Cumhurbaşkanı, “Darbe girişiminden yaklaşık iki hafta sonra çıkardığımız KHK'da kamu görevlilerinin 15 Temmuz'da aldığı kararlar ve eylemlerinin sorumluluk doğurmayacağı hükmünü getirmişiz. Üstelik bu kararname Meclis'te de görüşülerek yasalaşmıştı. Yani tüm vekillerin haberi var. Aynı hükümleri içeren düzenlemeye 15 Temmuz'da cesaretle darbecilere karşı koyan sivil vatandaşlar için de ihtiyaç duyulduğu görülmüştür. Nedense büyük bir gürültü koparılmaya başladı. Bana göre büyük değil. Tuhaf kampanyalar başlatıldı.
Hatta içimizden bazıları da bu kampanyaya katıldı. 16 Nisan'da da bugün bu kampanyaya katılanlar 'Evet' demedi. Biz bir yolda aynı dava arkadaşı değil miyiz? Nasıl oluyor da bir anda affedersiniz Bay Kemal'in kayığına biniyorsunuz” dedi.
Başbakan Yıldırım: ‘En güzel düzenleme’
121. Madde’nin “en güzel düzenleme” olduğunu savunan Başbakan Binali Yıldırım da partisinin Edirne İl Kongresi’nde yaptığı konuşmada Gül’ü değil CHP lideri Kılıçdaroğlu’nu hedef aldı.
“Kılıçdaroğlu sazı aldı eline. Sazın ayarı bozuk, akordu yok. Allah ne verdiyse söylüyor. Bu çıkarılan KHK için gürültü patırtı yapıyorlar ya. Ben size anlatayım. 15 ve 16 Temmuz. Akşam 9.30'da başladı, sabah 11.00'de bastırıldı. Kimler bu darbeye karşı koydu? Devlet görevlileri, polis, vatansever askerler, savcılar, hakimler. Başka kim, millet! Vatandaş o gece sokağa çıktı, alçaklara haddini bildirdi. Darbe yapmaya çalışanlara millet darbeyi vurdu. Bu insanlarımıza, o gün vatanseverlik yapan, demokrasiyi koruyan bu aziz milletin evlatlarını korumayıp da kimi koruyacağız ey Kılıçdaroğlu? Bu yaptığınız en hafifinden şehitlerimizin kemiklerini sızlatıyor. Bu iş, darbeye karşı koyan vatandaşlarımızın hukuki garanti altına alınması için yapılan bir düzenlemedir ve yapılan en güzel düzenlemedir. Bunun karşısında durmak darbecilere cesaret vermektir.”
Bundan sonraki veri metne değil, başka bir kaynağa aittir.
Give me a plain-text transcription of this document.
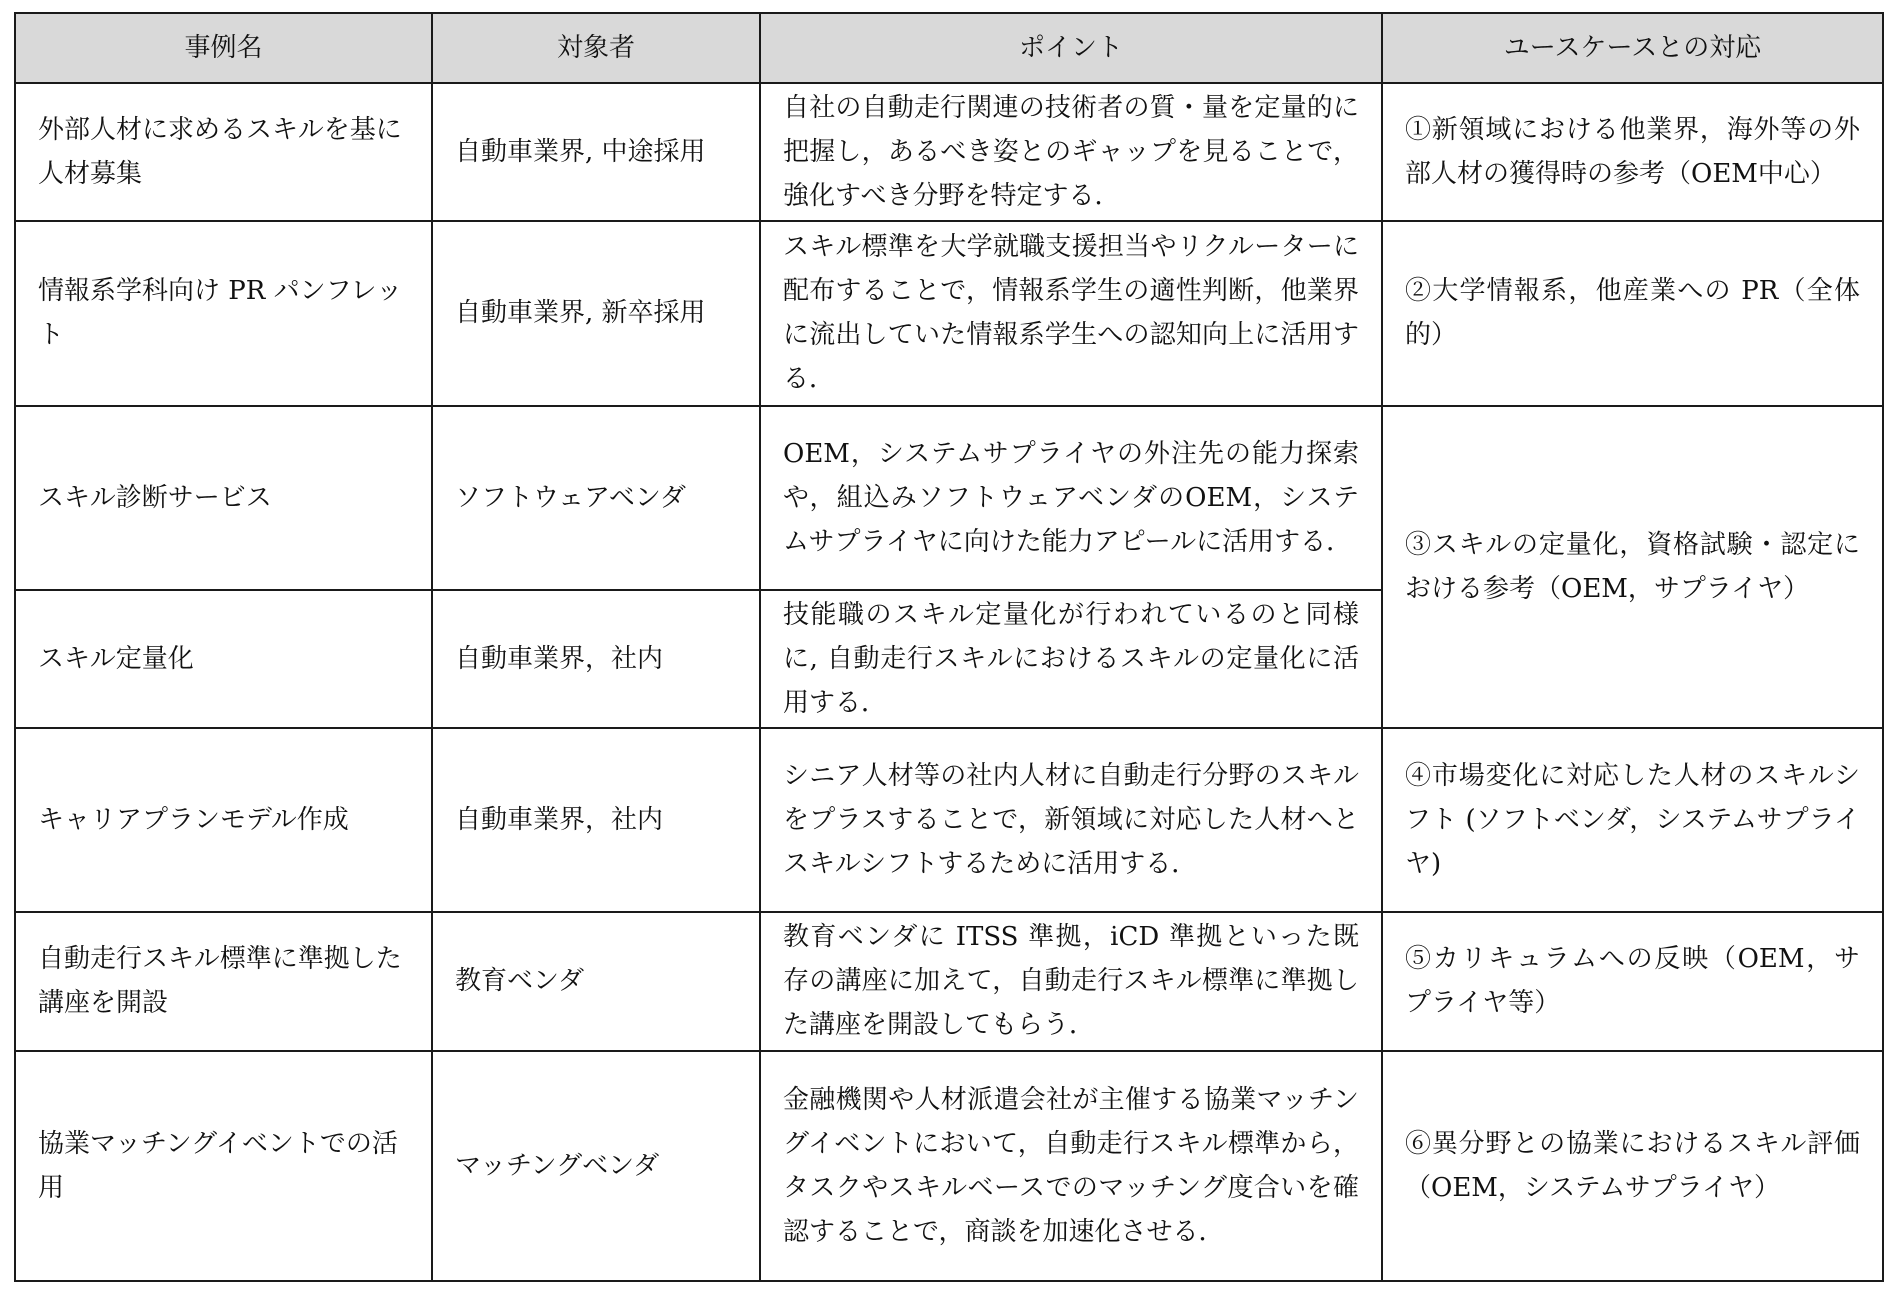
事例名	対象者	ポイント	ユースケースとの対応
外部人材に求めるスキルを基に人材募集	自動車業界, 中途採用	自社の自動走行関連の技術者の質・量を定量的に把握し，あるべき姿とのギャップを見ることで，強化すべき分野を特定する．	①新領域における他業界，海外等の外部人材の獲得時の参考（OEM中心）
情報系学科向け PR パンフレット	自動車業界, 新卒採用	スキル標準を大学就職支援担当やリクルーターに配布することで，情報系学生の適性判断，他業界に流出していた情報系学生への認知向上に活用する．	②大学情報系，他産業への PR（全体的）
スキル診断サービス	ソフトウェアベンダ	OEM，システムサプライヤの外注先の能力探索や，組込みソフトウェアベンダのOEM，システムサプライヤに向けた能力アピールに活用する．	③スキルの定量化，資格試験・認定における参考（OEM，サプライヤ）
スキル定量化	自動車業界，社内	技能職のスキル定量化が行われているのと同様に, 自動走行スキルにおけるスキルの定量化に活用する．	
キャリアプランモデル作成	自動車業界，社内	シニア人材等の社内人材に自動走行分野のスキルをプラスすることで，新領域に対応した人材へとスキルシフトするために活用する．	④市場変化に対応した人材のスキルシフト (ソフトベンダ，システムサプライヤ)
自動走行スキル標準に準拠した講座を開設	教育ベンダ	教育ベンダに ITSS 準拠，iCD 準拠といった既存の講座に加えて，自動走行スキル標準に準拠した講座を開設してもらう．	⑤カリキュラムへの反映（OEM，サプライヤ等）
協業マッチングイベントでの活用	マッチングベンダ	金融機関や人材派遣会社が主催する協業マッチングイベントにおいて，自動走行スキル標準から，タスクやスキルベースでのマッチング度合いを確認することで，商談を加速化させる．	⑥異分野との協業におけるスキル評価（OEM，システムサプライヤ）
Her ne kadar Başbakan da Cumhurbaşkanı gibi düzenlemenin 15-16 Temmuz günlerini kapsadığını söylüyorsa da, 121. Madde’de yer alan “resmi bir sıfat taşıyıp taşımadıklarına veya resmi bir görevi yerine getirip getirmediklerine bakılmaksızın 15/7/2016 tarihinde gerçekleştirilen darbe teşebbüsü ve terör eylemleri ile bunların devamı niteliğindeki eylemlerin bastırılması” ifadesi “15-16 Temmuz 2016 gününden daha geniş bir zaman dilimini” kapsayabileceği iddiasıyla Abdullah Gül ve birçok kişi tarafında “muğlak” bulunuyor.
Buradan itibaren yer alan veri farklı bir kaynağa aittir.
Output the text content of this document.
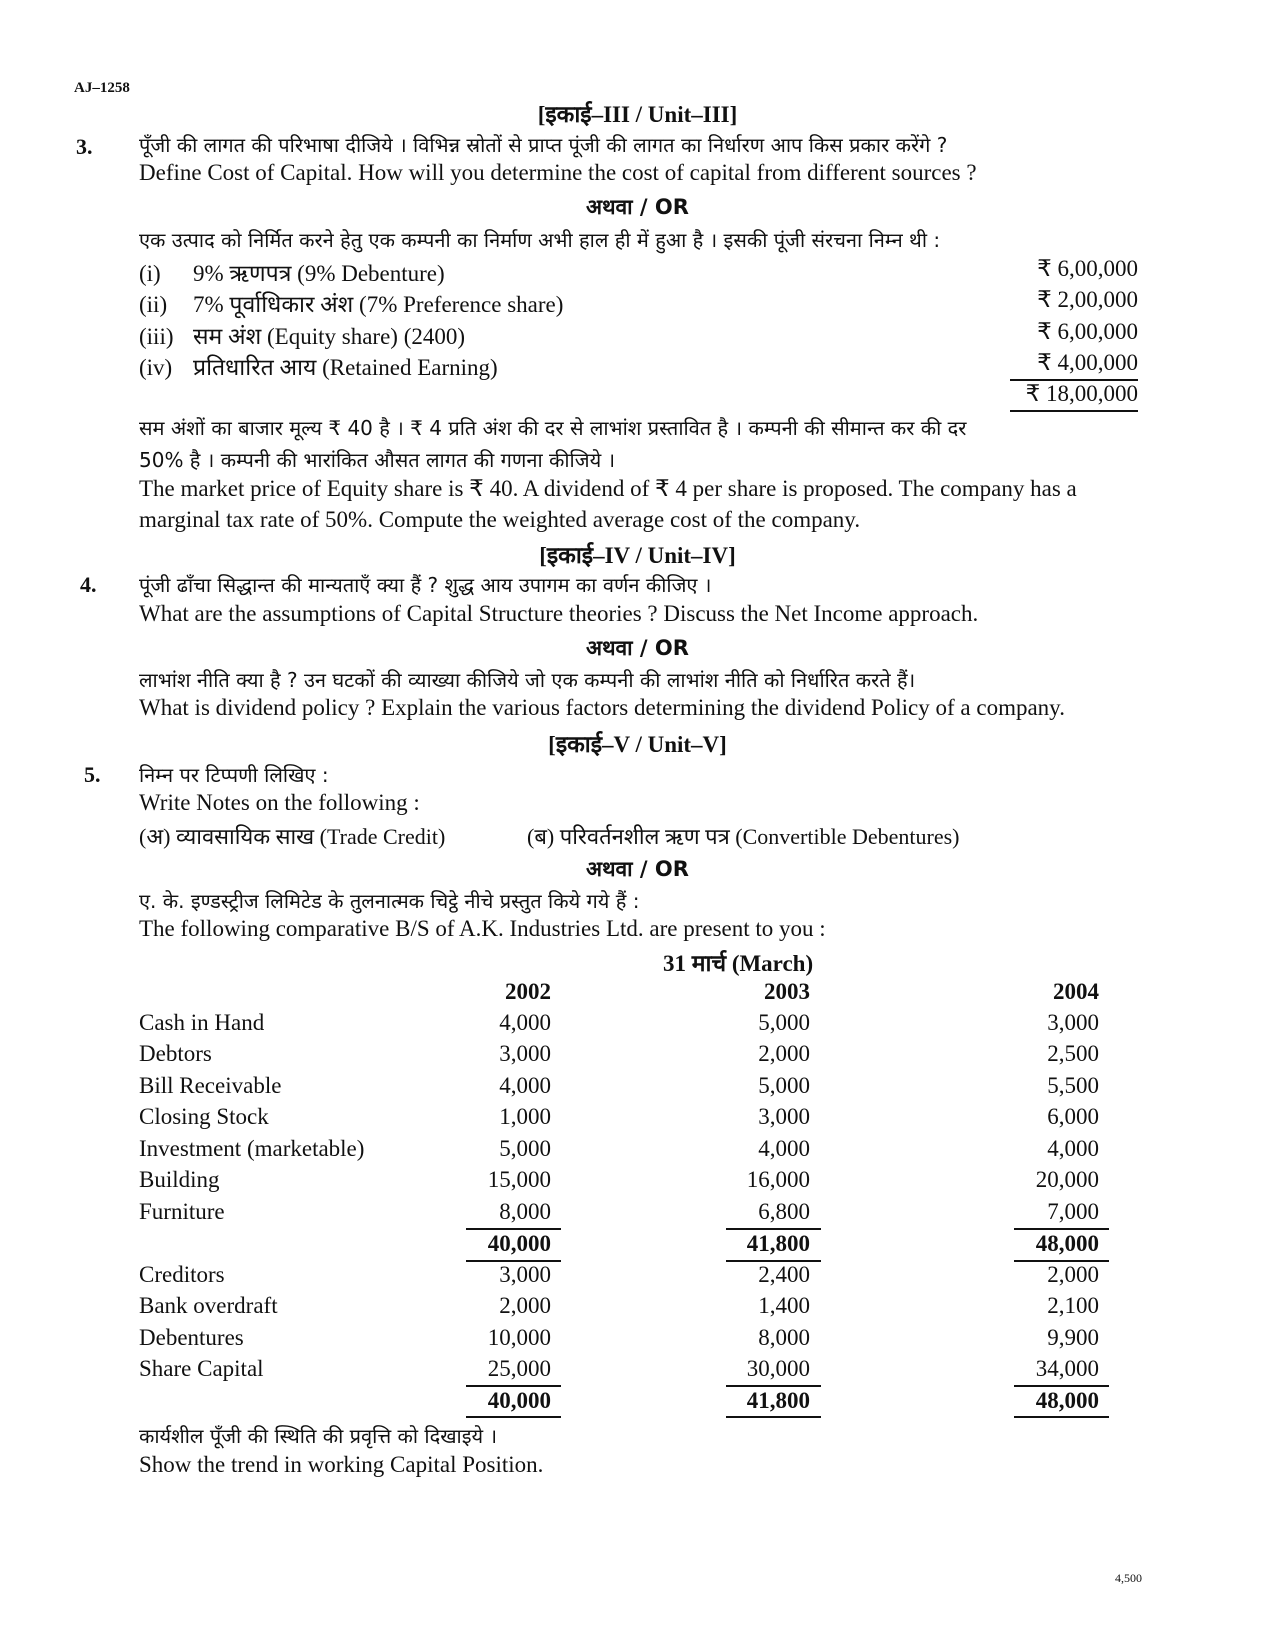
AJ–1258
[इकाई–III / Unit–III]
3. पूँजी की लागत की परिभाषा दीजिये । विभिन्न स्रोतों से प्राप्त पूंजी की लागत का निर्धारण आप किस प्रकार करेंगे ?
Define Cost of Capital. How will you determine the cost of capital from different sources ?
अथवा / OR
एक उत्पाद को निर्मित करने हेतु एक कम्पनी का निर्माण अभी हाल ही में हुआ है । इसकी पूंजी संरचना निम्न थी :
(i) 9% ऋणपत्र (9% Debenture)	₹ 6,00,000
(ii) 7% पूर्वाधिकार अंश (7% Preference share)	₹ 2,00,000
(iii) सम अंश (Equity share) (2400)	₹ 6,00,000
(iv) प्रतिधारित आय (Retained Earning)	₹ 4,00,000
₹ 18,00,000
सम अंशों का बाजार मूल्य ₹ 40 है । ₹ 4 प्रति अंश की दर से लाभांश प्रस्तावित है । कम्पनी की सीमान्त कर की दर
50% है । कम्पनी की भारांकित औसत लागत की गणना कीजिये ।
The market price of Equity share is ₹ 40. A dividend of ₹ 4 per share is proposed. The company has a
marginal tax rate of 50%. Compute the weighted average cost of the company.
[इकाई–IV / Unit–IV]
4. पूंजी ढाँचा सिद्धान्त की मान्यताएँ क्या हैं ? शुद्ध आय उपागम का वर्णन कीजिए ।
What are the assumptions of Capital Structure theories ? Discuss the Net Income approach.
अथवा / OR
लाभांश नीति क्या है ? उन घटकों की व्याख्या कीजिये जो एक कम्पनी की लाभांश नीति को निर्धारित करते हैं।
What is dividend policy ? Explain the various factors determining the dividend Policy of a company.
[इकाई–V / Unit–V]
5. निम्न पर टिप्पणी लिखिए :
Write Notes on the following :
(अ) व्यावसायिक साख (Trade Credit)	(ब) परिवर्तनशील ऋण पत्र (Convertible Debentures)
अथवा / OR
ए. के. इण्डस्ट्रीज लिमिटेड के तुलनात्मक चिट्ठे नीचे प्रस्तुत किये गये हैं :
The following comparative B/S of A.K. Industries Ltd. are present to you :
31 मार्च (March)
2002	2003	2004
Cash in Hand	4,000	5,000	3,000
Debtors	3,000	2,000	2,500
Bill Receivable	4,000	5,000	5,500
Closing Stock	1,000	3,000	6,000
Investment (marketable)	5,000	4,000	4,000
Building	15,000	16,000	20,000
Furniture	8,000	6,800	7,000
40,000	41,800	48,000
Creditors	3,000	2,400	2,000
Bank overdraft	2,000	1,400	2,100
Debentures	10,000	8,000	9,900
Share Capital	25,000	30,000	34,000
40,000	41,800	48,000
कार्यशील पूँजी की स्थिति की प्रवृत्ति को दिखाइये ।
Show the trend in working Capital Position.
4,500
Karadağ: ‘Yasaların genel, soyut ve objektif olması gerekir’
Yargıçlar Sendikası Eski Başkanı Mustafa Karadağ, Gül ve benzerlerinin eleştirilerinin doğru olduğu kanaatinde.
Emekli hakim Karadağ, “Yasaların genel, soyut ve objektif olması gerekir. O madde hakkında ‘Biz böyle düşünüyoruz’ denilemez. Ne başbakanın ne cumhurbaşkanın ne de başkasının yorumları önemli değil. ‘Bunların devamı niteliğindeki eylemler’ deniyor. Bu eylemler nedir? Yarın bir olay 15 Temmuz darbe girişiminin devamı gibi bir eylem olarak yorumlanabilir mi? Yargıçlar cümleye bakacaklar. Bu düzenleme tehlikeli bir düzenlemelidir” dedi.